За «Зябликом» следует кобыла «Эмансипация», за «Эмансипацией» — жеребец «Консерватор» и проч. У Nicolas искрятся глаза и захватывает дух, тем более что Мангушев каждую выводку непременно сопровождает историей, которая неизменно начинается словами: «Представьте себе, с этою лошадью какой случай у меня был». «Куколка» выражает свой восторг уж не восклицаниями, а взвизгиваньем и захлебываньем. Мало того: он чувствует себя жалким и ничтожным, сравнивая этих благородных животных с скромными «Васьками» и «Горностаями», украшающими конюшню села Перкалей.
«Et dire que cet homme a tout cela!»[261] — думает он, поглядывая с завистью на торжествующего Мангушева.
За обедом «куколка» словно в чаду. Он слабо пьет и почти совсем не притрогивается к кушаньям.
— Этот «Зяблик» не выходит у меня из головы. А «Консерватор»! А эта «Ласточка»… quelles hanches![262] — взвизгивает он поминутно.
Мангушев видит восторженность пламенного молодого человека и удостоверяется, что в нем будет прок. На этом основании он предлагает Nicolas выпить на ты и берет с него слово видеться как можно чаще. Новые восторги, новые восклицания, новое лганье, сопровождаемое заклинаниями.
— Слушай! когда ты поедешь в Париж, — говорит Мангушев, — ты меня предупреди. Я тебе дам письмо к некоторой Florence — et vous m’en direz des nouvelles, mon cher monsieur![263]
От Florence разговор переходит к Emilie, от Emilie — к Ernestine, и так как в продолжение его следует бутылка за бутылкой, то лганье кончается только за полночь.
А в Перкалях еще не спят. Ольга Сергеевна стоит на террасе, вглядывается в темноту ночи и ждет своего «куколку» («Oh! les sentiments d’une mère!»[264] — говорит она себе мысленно).
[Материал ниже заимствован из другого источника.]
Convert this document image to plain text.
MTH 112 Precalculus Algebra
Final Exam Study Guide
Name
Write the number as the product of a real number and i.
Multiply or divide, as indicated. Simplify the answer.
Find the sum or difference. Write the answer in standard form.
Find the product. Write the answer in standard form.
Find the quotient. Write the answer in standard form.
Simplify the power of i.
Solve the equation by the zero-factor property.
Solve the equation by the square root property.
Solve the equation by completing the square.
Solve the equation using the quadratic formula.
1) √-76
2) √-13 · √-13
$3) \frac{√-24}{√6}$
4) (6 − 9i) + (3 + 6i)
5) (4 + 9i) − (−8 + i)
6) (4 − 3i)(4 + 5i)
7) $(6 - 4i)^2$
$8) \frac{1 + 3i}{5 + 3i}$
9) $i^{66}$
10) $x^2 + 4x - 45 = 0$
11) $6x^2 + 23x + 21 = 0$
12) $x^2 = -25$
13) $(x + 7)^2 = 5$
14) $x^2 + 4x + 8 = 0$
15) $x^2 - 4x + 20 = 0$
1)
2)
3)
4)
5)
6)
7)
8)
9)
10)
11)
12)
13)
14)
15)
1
— Maman! quel homme! quel homme![265] — восклицает Nicolas, выскакивая из коляски и бросаясь в объятия матери.
Каникулы кончились; Nicolas возвращается в «заведение». Он скучает, потому что чад только что пережитых воспоминаний еще туманит его голову. Да и все вообще воспитанники глядят как-то вяло. Они рука об руку лениво бродят по залам заведения, передают друг другу вынесенные впечатления, и не то иронически, не то с нетерпением относятся к ожидающей их завтра науке.
— Ты что-нибудь знаешь из «свинства» (под этим именем между воспитанниками слывет одна из «наук»)*?
— Ты прочитал «Черты»*?
— Messieurs! на завтра «Чучело»* задал сочинение на тему: сравнить романтизм «Бедной Лизы» Карамзина с романтизмом «Марьиной рощи» Жуковского — каков «Чучело»!
В таком роде идет перекрестный разговор, относящийся до наук. В залах и классах неприютно, голо и даже как будто холодно; лампы горят, по обыкновению, светло, но кажется, что в этом свете чего-то недостает, что он какой-то казенный; хочется спать и между тем рано. Раздается звонок, призывающий к ужину, но воспитанники не глядят ни на крутоны с чечевицей, ни на «суконные» пироги. Менее благовоспитанные (плебеи) с негодованием отодвигают от себя «cette mangeatlle de pourceau»[266] и грозятся сделать «историю»; более благовоспитанные (аристократы) ограничиваются тем, что не прикасаются к кушанью и презрительно пожимают плечами, слушая нетерпеливые возгласы плебеев. Увы! в «заведении» уже есть «свои» аристократы и «свои» плебеи, и эта демаркационная черта не исчезнет в стенах его, но отзовется и дальше, когда и те и другие выступят на широкую арену жизни. И те и другие выйдут на нее с убеждением, что человеческая раса разделяется на chevaliers и manants[267], но одни выйдут с правом поддерживать это убеждение путем практики, другие — лишь с правом облизываться на него и поддерживать его только в теории. Первые будут стараться не замечать последних, будут называть их «amis-cochons»; вторые будут ненавидеть первых, будут сгорать завистью к ним, и за всем тем полезут в грязь, чтоб попасться им на глаза и заслужить их улыбку!